Belanghebbende heeft ter zitting, met instemming van de heffingsambtenaar, een kopie van het voorblad van de verkoopfolder van het object [a-straat] 97 te [Z] , overgelegd aan het Hof en de wederpartij.

1.8.

Van de zitting is een proces-verbaal opgemaakt dat aan deze uitspraak is gehecht.

1.9.

De heffingsambtenaar heeft na de zitting een afschrift van de Gemeenschappelijke regeling Belastingsamenwerking gemeenten en hoogheemraadschap Utrecht 2015 ingebracht, waarin in artikel 30, lid 3, is opgenomen dat de uitvoering van de Wet WOZ door de gemeente Bunnik is overgedragen aan de Belastingsamenwerking gemeenten & hoogheemraadschap Utrecht. Verder heeft de heffingsambtenaar toegestuurd het Aanwijzingsbesluit bevoegde ambtenaren belastingen BghU 2013, het Besluit mandaat, volmacht en machtiging belastingtaken BghU 2013, en het Mandaatbesluit senior taxateurs.

1.10.

Bij brief van 9 juli 2015 zijn voornoemde stukken ter kennisneming aan belanghebbende toegezonden.

2 Feiten

Belanghebbende is eigenaar van de onroerende zaak.

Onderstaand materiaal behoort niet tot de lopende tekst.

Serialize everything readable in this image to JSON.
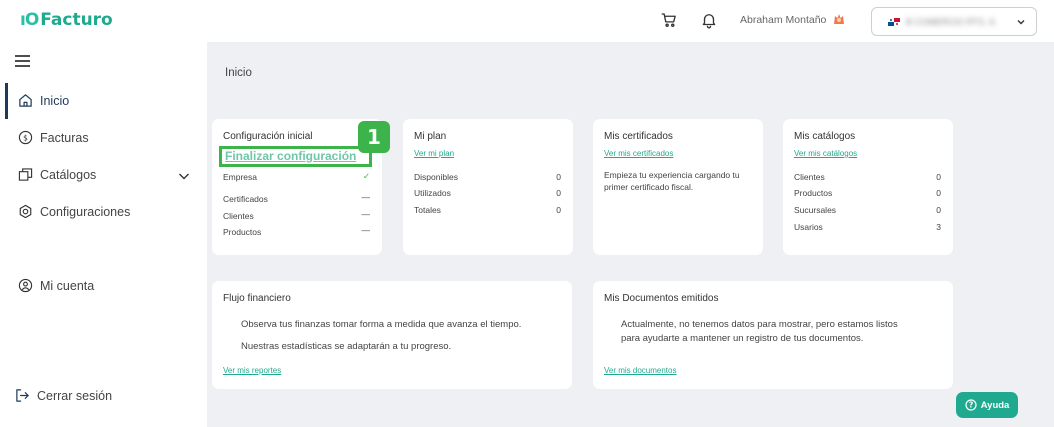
{
  "brand": {
    "logo_mark": "ıO",
    "name": "Facturo",
    "color": "#1fa98f"
  },
  "header": {
    "user_name": "Abraham Montaño",
    "company_name": "B COMERCIO RTS. A."
  },
  "sidebar": {
    "items": [
      {
        "label": "Inicio",
        "icon": "home-icon"
      },
      {
        "label": "Facturas",
        "icon": "dollar-circle-icon"
      },
      {
        "label": "Catálogos",
        "icon": "catalog-icon"
      },
      {
        "label": "Configuraciones",
        "icon": "gear-icon"
      },
      {
        "label": "Mi cuenta",
        "icon": "user-circle-icon"
      }
    ],
    "logout_label": "Cerrar sesión"
  },
  "main": {
    "page_title": "Inicio",
    "config_card": {
      "title": "Configuración inicial",
      "finalize_link": "Finalizar configuración",
      "step_badge": "1",
      "rows": [
        {
          "label": "Empresa",
          "status": "✓"
        },
        {
          "label": "Certificados",
          "status": "—"
        },
        {
          "label": "Clientes",
          "status": "—"
        },
        {
          "label": "Productos",
          "status": "—"
        }
      ]
    },
    "plan_card": {
      "title": "Mi plan",
      "link": "Ver mi plan",
      "rows": [
        {
          "label": "Disponibles",
          "value": "0"
        },
        {
          "label": "Utilizados",
          "value": "0"
        },
        {
          "label": "Totales",
          "value": "0"
        }
      ]
    },
    "certs_card": {
      "title": "Mis certificados",
      "link": "Ver mis certificados",
      "text_line1": "Empieza tu experiencia cargando tu",
      "text_line2": "primer certificado fiscal."
    },
    "catalogs_card": {
      "title": "Mis catálogos",
      "link": "Ver mis catálogos",
      "rows": [
        {
          "label": "Clientes",
          "value": "0"
        },
        {
          "label": "Productos",
          "value": "0"
        },
        {
          "label": "Sucursales",
          "value": "0"
        },
        {
          "label": "Usarios",
          "value": "3"
        }
      ]
    },
    "flow_card": {
      "title": "Flujo financiero",
      "text_line1": "Observa tus finanzas tomar forma a medida que avanza el tiempo.",
      "text_line2": "Nuestras estadísticas se adaptarán a tu progreso.",
      "link": "Ver mis reportes"
    },
    "docs_card": {
      "title": "Mis Documentos emitidos",
      "text_line1": "Actualmente, no tenemos datos para mostrar, pero estamos listos",
      "text_line2": "para ayudarte a mantener un registro de tus documentos.",
      "link": "Ver mis documentos"
    },
    "help_label": "Ayuda"
  }
}
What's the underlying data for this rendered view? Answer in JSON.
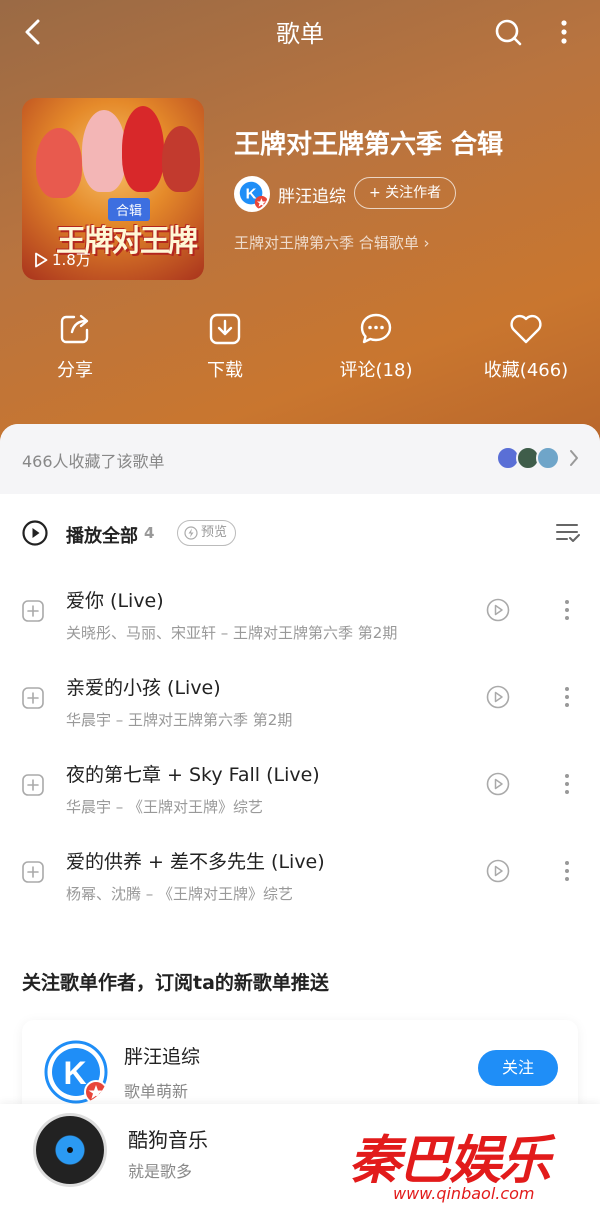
{
  "topbar": {
    "title": "歌单"
  },
  "cover": {
    "tag": "合辑",
    "logo_text": "王牌对王牌",
    "plays": "1.8万"
  },
  "playlist": {
    "title": "王牌对王牌第六季 合辑",
    "author": "胖汪追综",
    "follow_author": "+ 关注作者",
    "sub_link": "王牌对王牌第六季 合辑歌单 ›"
  },
  "actions": [
    {
      "label": "分享",
      "icon": "share-icon"
    },
    {
      "label": "下载",
      "icon": "download-icon"
    },
    {
      "label": "评论(18)",
      "icon": "comment-icon"
    },
    {
      "label": "收藏(466)",
      "icon": "heart-icon"
    }
  ],
  "favorites": {
    "text": "466人收藏了该歌单"
  },
  "play_all": {
    "label": "播放全部",
    "count": "4",
    "preview": "预览"
  },
  "songs": [
    {
      "name": "爱你 (Live)",
      "meta": "关晓彤、马丽、宋亚轩 – 王牌对王牌第六季 第2期"
    },
    {
      "name": "亲爱的小孩 (Live)",
      "meta": "华晨宇 – 王牌对王牌第六季 第2期"
    },
    {
      "name": "夜的第七章 + Sky Fall (Live)",
      "meta": "华晨宇 – 《王牌对王牌》综艺"
    },
    {
      "name": "爱的供养 + 差不多先生 (Live)",
      "meta": "杨幂、沈腾 – 《王牌对王牌》综艺"
    }
  ],
  "follow_section": {
    "heading": "关注歌单作者，订阅ta的新歌单推送",
    "name": "胖汪追综",
    "desc": "歌单萌新",
    "button": "关注"
  },
  "player": {
    "title": "酷狗音乐",
    "subtitle": "就是歌多"
  },
  "watermark": {
    "brand": "秦巴娱乐",
    "url": "www.qinbaol.com"
  },
  "colors": {
    "accent": "#1f8ef7",
    "hero": "#b9743f",
    "watermark": "#e21b1b"
  }
}
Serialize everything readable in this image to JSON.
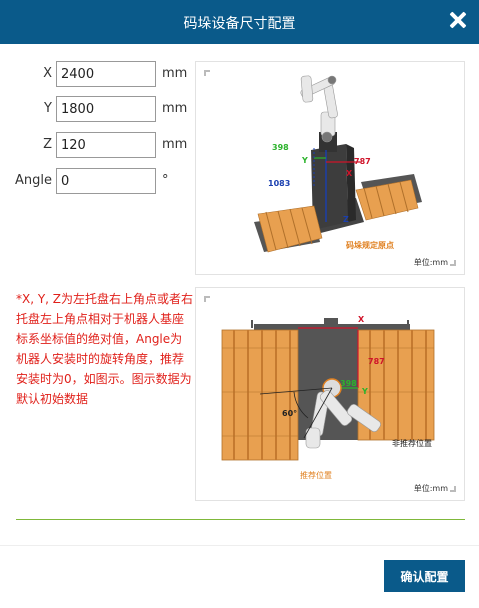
{
  "dialog": {
    "title": "码垛设备尺寸配置"
  },
  "fields": [
    {
      "label": "X",
      "value": "2400",
      "unit": "mm"
    },
    {
      "label": "Y",
      "value": "1800",
      "unit": "mm"
    },
    {
      "label": "Z",
      "value": "120",
      "unit": "mm"
    },
    {
      "label": "Angle",
      "value": "0",
      "unit": "°"
    }
  ],
  "note": "*X, Y, Z为左托盘右上角点或者右托盘左上角点相对于机器人基座标系坐标值的绝对值，Angle为机器人安装时的旋转角度，推荐安装时为0，如图示。图示数据为默认初始数据",
  "diagram1": {
    "dim_y": "398",
    "dim_x": "787",
    "dim_z": "1083",
    "axis_y": "Y",
    "axis_x": "X",
    "axis_z": "Z",
    "origin_label": "码垛规定原点",
    "unit_label": "单位:mm"
  },
  "diagram2": {
    "axis_x": "X",
    "dim_x": "787",
    "dim_y": "398",
    "axis_y": "Y",
    "angle": "60°",
    "not_recommended": "非推荐位置",
    "recommended": "推荐位置",
    "unit_label": "单位:mm"
  },
  "footer": {
    "confirm_label": "确认配置"
  },
  "colors": {
    "header": "#0a5a8a",
    "note_text": "#e0201a",
    "divider": "#7fb83a",
    "pallet": "#e8a050",
    "frame": "#555555"
  }
}
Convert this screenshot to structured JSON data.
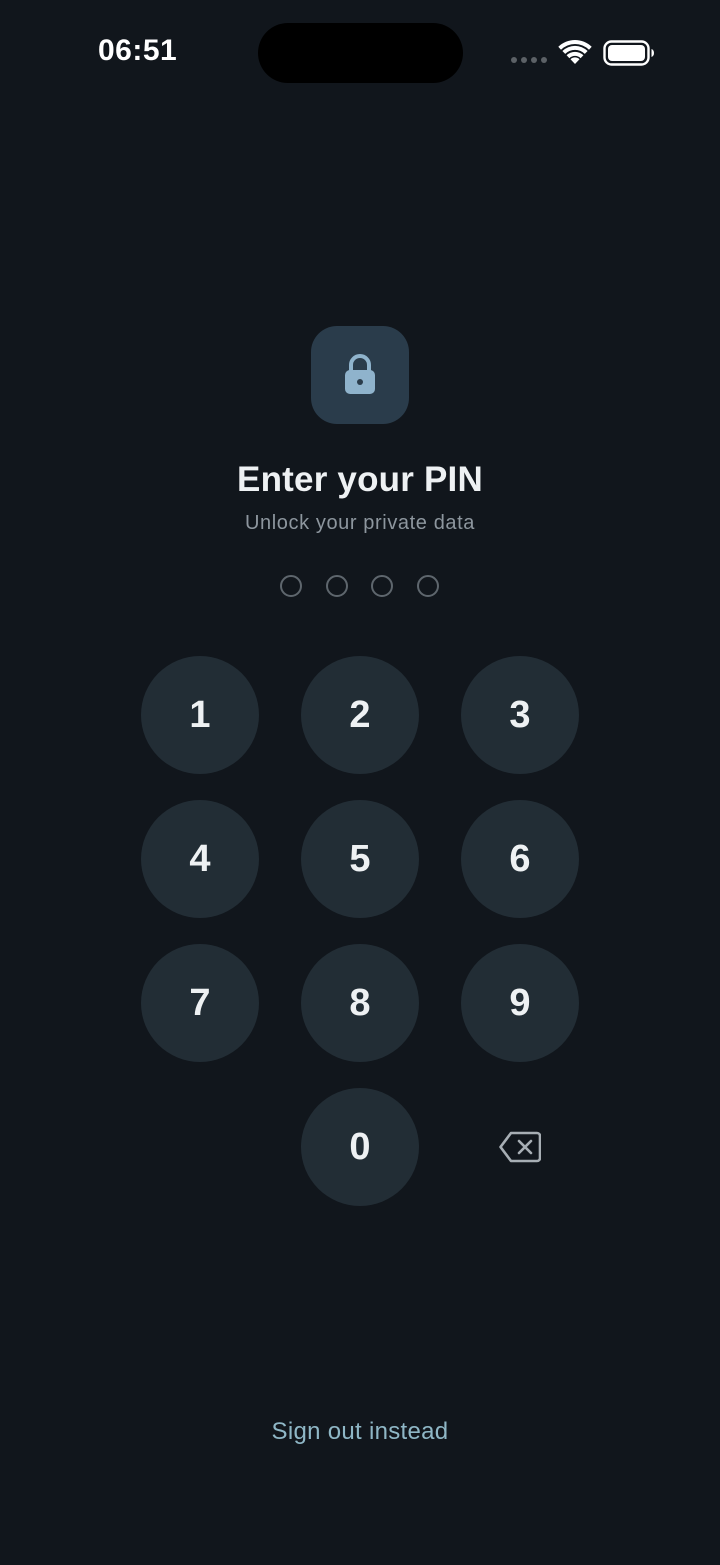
{
  "status_bar": {
    "time": "06:51",
    "icons": [
      "signal-dots-icon",
      "wifi-icon",
      "battery-icon"
    ]
  },
  "lock_screen": {
    "icon": "lock-icon",
    "title": "Enter your PIN",
    "subtitle": "Unlock your private data",
    "pin_length": 4,
    "digits_entered": 0
  },
  "keypad": {
    "keys": [
      "1",
      "2",
      "3",
      "4",
      "5",
      "6",
      "7",
      "8",
      "9",
      "0"
    ],
    "backspace_icon": "backspace-icon"
  },
  "footer": {
    "sign_out_label": "Sign out instead"
  },
  "colors": {
    "background": "#11161c",
    "key_fill": "#222d35",
    "lock_tile": "#2a3c4b",
    "accent": "#8fb7c6"
  }
}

Het betreft een twee-onder-een-kapwoning met twee vrijstaande schuren. De woning is gebouwd in 1930, heeft een inhoud van 350 m³ en is gelegen op een perceel met een oppervlakte van 1580 m². De schuur met de metalen wand is gebouwd in 1997 en heeft een oppervlakte van 420 m², de stenen schuur is gebouwd in 1930 en heeft een oppervlakte van 136 m². De woning is direct gelegen aan een parallelweg van een drukke provinciale weg.

3 Geschil

3.1.

In geschil is de waarde van de onroerende zaak op de waardepeildatum 1 januari 2012.

3.2.

Belanghebbende staat een waarde voor van € 225.000. Ter onderbouwing daarvan wijst belanghebbende op de verkoop van het object [a-straat] 97 te [Z] , welk object op 15 juni 2014 voor € 225.000 is verkocht.

3.3.

De heffingsambtenaar verdedigt de vastgestelde waarde van € 403.000. Ter staving daarvan wijst de heffingsambtenaar op een taxatiematrix die bij de Rechtbank is ingebracht.

3.4.

Belanghebbende concludeert tot vernietiging van de uitspraak van de Rechtbank, tot vernietiging van de uitspraak van de heffingsambtenaar en tot vermindering van de vastgestelde waarde tot € 225.000. De heffingsambtenaar concludeert tot bevestiging van de uitspraak van de Rechtbank.